None of your questions make any sense.
A1: Data mining will give us an accurate reports about your queries of database of supermarket.
A2: Sure, because Data mining depend on analyzing during time, in this case it depend on your problems or goals that you want to reach it. if your database was very big also you built data warehouse in right way you will get the different output over time.
A3: yes you should determine what are the problems you have to mine then use tools of Data mining to get the results or indicators automatically.
To answer your first question: For the case of supermarket customer data, I could image the following questions:
how many products X are usually sold on Fridays ?
(helps you to determine how many X you should have in stock)
which customers bought product X often in the last month/year ?
Useful when when you introduce a new X-like product: send advertising material (which has a given cost) only to those customers.

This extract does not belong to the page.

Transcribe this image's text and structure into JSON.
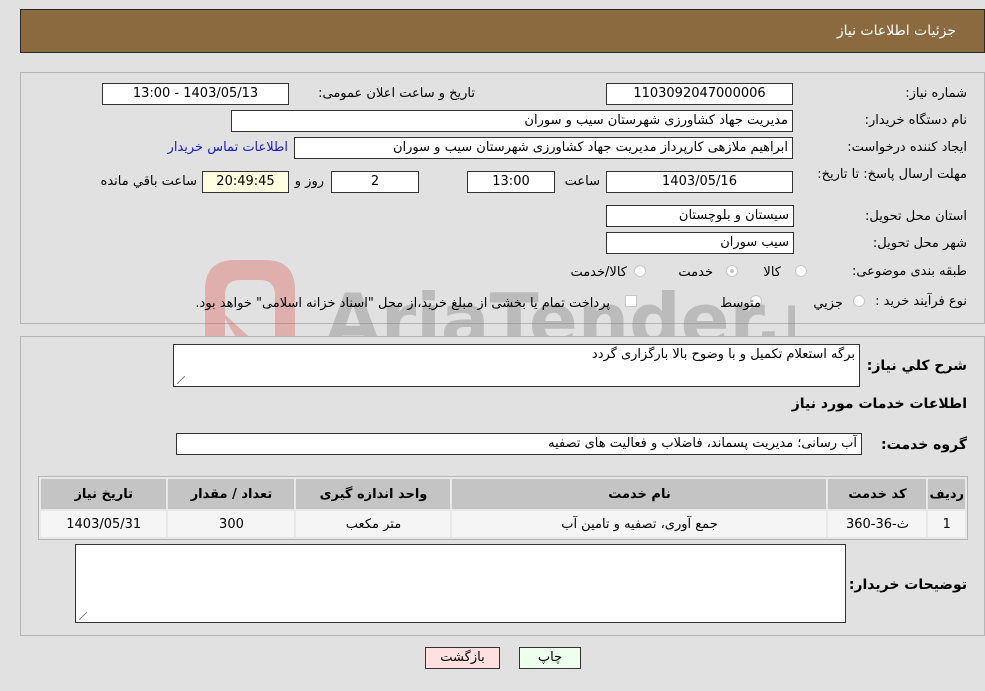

given a customer buys product X (e.g. beer) what's the probability that he/she also buys product Y (e.g. chips) ?
useful for the following: make sure X and Y never are on promotional offer at the same time (X and Y are bought together often). Get the customers into the store by offering a rebate on X knowing they'll also by Y at the same time. Or: put a high price X-like product right next to Y, putting the cheaper X somewhere else.
which neighborhoods have the smallest number of customers ?
helps to find out which neighborhoods you could target with advertising to bring more customers into the store.
Often, by 'asking certain questions to the data' one discovers some features and comes up with new questions.
Data mining is a set of techniques. It refers to discovering interesting and unexpected patterns in data.
If you want to apply some data mining techniques, you need to know which one and you should know why. The answer to questions 1, 2 and 3 depends on the techniques that you choose.
For example, if i want to find associations between items sold in a supermarket, i may use association rule mining. If i want to find groups of similar customers, I might use a clustering algorithm. etc.
There is not just ONE technique in data mining.